See the standalone BIPA Notice for the full retention + destruction schedule, including destruction triggered on user request and on expiration of the business need.

10.4 Disclosure, sale, and dissemination

In compliance with 740 ILCS 14/15(d), BarMatch does not sell, lease, trade, or otherwise profit from your biometric data, and does not disclose, redisclose, or otherwise disseminate your biometric data except:

To the service provider (Persona) collecting and processing the biometric data on your behalf and BarMatch's behalf; To comply with a valid warrant, subpoena, or court order issued by a court of competent jurisdiction; or As required by federal, state, or local law or municipal ordinance.

10.5 Standard of care

In compliance with 740 ILCS 14/15(e), BarMatch and its service providers store, transmit, and protect from disclosure all biometric data using the reasonable standard of care within our industry, and in a manner that is the same as or more protective than the manner in which we store, transmit, and protect other confidential and sensitive information.

10.6 Your BIPA rights

Illinois residents may at any time:

Request information about biometric data we cause to be collected from you, the purpose of collection, and our retention schedule. Withdraw consent to future biometric collection (further uploads will be blocked but past data will be destroyed per the schedule above). Request immediate destruction of biometric-derived data we hold about you. We will honor this request within thirty (30) days for data we directly control. For data held by Persona, we will forward the request and identify Persona's contact for direct follow-up.

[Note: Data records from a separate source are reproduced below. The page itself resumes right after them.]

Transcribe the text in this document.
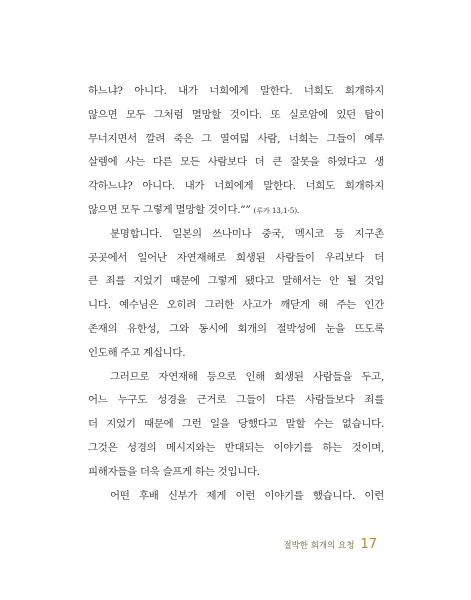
하느냐? 아니다. 내가 너희에게 말한다. 너희도 회개하지
않으면 모두 그처럼 멸망할 것이다. 또 실로암에 있던 탑이
무너지면서 깔려 죽은 그 열여덟 사람, 너희는 그들이 예루
살렘에 사는 다른 모든 사람보다 더 큰 잘못을 하였다고 생
각하느냐? 아니다. 내가 너희에게 말한다. 너희도 회개하지
않으면 모두 그렇게 멸망할 것이다.”” (루카 13,1-5).
분명합니다. 일본의 쓰나미나 중국, 멕시코 등 지구촌
곳곳에서 일어난 자연재해로 희생된 사람들이 우리보다 더
큰 죄를 지었기 때문에 그렇게 됐다고 말해서는 안 될 것입
니다. 예수님은 오히려 그러한 사고가 깨닫게 해 주는 인간
존재의 유한성, 그와 동시에 회개의 절박성에 눈을 뜨도록
인도해 주고 계십니다.
그러므로 자연재해 등으로 인해 희생된 사람들을 두고,
어느 누구도 성경을 근거로 그들이 다른 사람들보다 죄를
더 지었기 때문에 그런 일을 당했다고 말할 수는 없습니다.
그것은 성경의 메시지와는 반대되는 이야기를 하는 것이며,
피해자들을 더욱 슬프게 하는 것입니다.
어떤 후배 신부가 제게 이런 이야기를 했습니다. 이런
절박한 회개의 요청 17
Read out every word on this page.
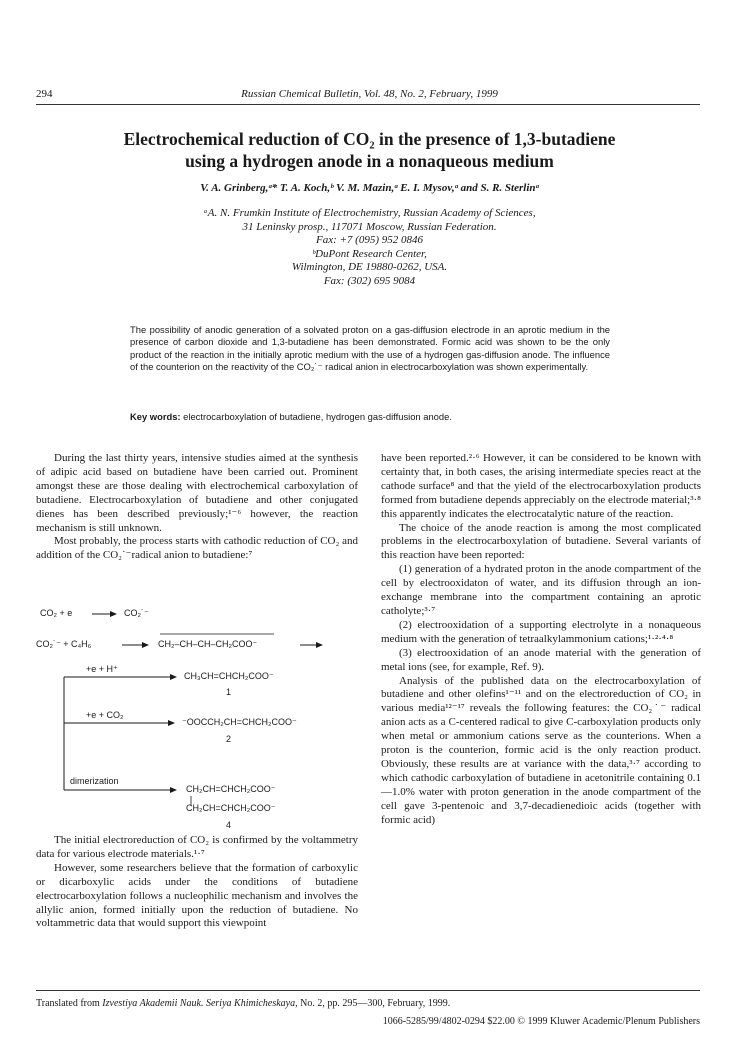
294	Russian Chemical Bulletin, Vol. 48, No. 2, February, 1999
Electrochemical reduction of CO₂ in the presence of 1,3-butadiene
using a hydrogen anode in a nonaqueous medium
V. A. Grinberg,ᵃ* T. A. Koch,ᵇ V. M. Mazin,ᵃ E. I. Mysov,ᵃ and S. R. Sterlinᵃ
ᵃA. N. Frumkin Institute of Electrochemistry, Russian Academy of Sciences,
31 Leninsky prosp., 117071 Moscow, Russian Federation.
Fax: +7 (095) 952 0846
ᵇDuPont Research Center,
Wilmington, DE 19880-0262, USA.
Fax: (302) 695 9084
The possibility of anodic generation of a solvated proton on a gas-diffusion electrode in an aprotic medium in the presence of carbon dioxide and 1,3-butadiene has been demonstrated. Formic acid was shown to be the only product of the reaction in the initially aprotic medium with the use of a hydrogen gas-diffusion anode. The influence of the counterion on the reactivity of the CO₂˙⁻ radical anion in electrocarboxylation was shown experimentally.
Key words: electrocarboxylation of butadiene, hydrogen gas-diffusion anode.

During the last thirty years, intensive studies aimed at the synthesis of adipic acid based on butadiene have been carried out. Prominent amongst these are those dealing with electrochemical carboxylation of butadiene. Electrocarboxylation of butadiene and other conjugated dienes has been described previously;¹⁻⁶ however, the reaction mechanism is still unknown.

Most probably, the process starts with cathodic reduction of CO₂ and addition of the CO₂˙⁻radical anion to butadiene:⁷

CO₂ + e	CO₂˙⁻
CO₂˙⁻ + C₄H₆	CH₂–CH–CH–CH₂COO⁻
+e + H⁺
CH₃CH=CHCH₂COO⁻
1
+e + CO₂
⁻OOCCH₂CH=CHCH₂COO⁻
2
dimerization
CH₂CH=CHCH₂COO⁻
CH₂CH=CHCH₂COO⁻
4

The initial electroreduction of CO₂ is confirmed by the voltammetry data for various electrode materials.¹·⁷

However, some researchers believe that the formation of carboxylic or dicarboxylic acids under the conditions of butadiene electrocarboxylation follows a nucleophilic mechanism and involves the allylic anion, formed initially upon the reduction of butadiene. No voltammetric data that would support this viewpoint

have been reported.²·⁶ However, it can be considered to be known with certainty that, in both cases, the arising intermediate species react at the cathode surface⁸ and that the yield of the electrocarboxylation products formed from butadiene depends appreciably on the electrode material;³·⁸ this apparently indicates the electrocatalytic nature of the reaction.

The choice of the anode reaction is among the most complicated problems in the electrocarboxylation of butadiene. Several variants of this reaction have been reported:

(1) generation of a hydrated proton in the anode compartment of the cell by electrooxidaton of water, and its diffusion through an ion-exchange membrane into the compartment containing an aprotic catholyte;³·⁷

(2) electrooxidation of a supporting electrolyte in a nonaqueous medium with the generation of tetraalkylammonium cations;¹·²·⁴·⁸

(3) electrooxidation of an anode material with the generation of metal ions (see, for example, Ref. 9).

Analysis of the published data on the electrocarboxylation of butadiene and other olefins¹⁻¹¹ and on the electroreduction of CO₂ in various media¹²⁻¹⁷ reveals the following features: the CO₂˙⁻ radical anion acts as a C-centered radical to give C-carboxylation products only when metal or ammonium cations serve as the counterions. When a proton is the counterion, formic acid is the only reaction product. Obviously, these results are at variance with the data,³·⁷ according to which cathodic carboxylation of butadiene in acetonitrile containing 0.1—1.0% water with proton generation in the anode compartment of the cell gave 3-pentenoic and 3,7-decadienedioic acids (together with formic acid)

Translated from Izvestiya Akademii Nauk. Seriya Khimicheskaya, No. 2, pp. 295—300, February, 1999.
1066-5285/99/4802-0294 $22.00 © 1999 Kluwer Academic/Plenum Publishers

Send BIPA requests to privacy@barmatch.com with "Illinois BIPA request" in the subject line.

11. Changes to this Privacy Policy

We may update this Policy from time to time. When we make material changes, we will notify you through the app, by email, or by an in-app banner before the change takes effect, and we will revise the "Last updated" date at the top of this document. Continued use of the Service after a change indicates your acceptance of the updated Policy.

12. Contact us

If you have questions about this Privacy Policy or our privacy practices, contact us at:

Mail: BarMatch LLC

980 N MICHIGAN AVE STE 1090 # 943505, CHICAGO, IL 606110000

Or electronically:
privacy@barmatch.com

We will respond to verifiable consumer requests within 30 days, or within 45 days where additional time is required and permitted by law.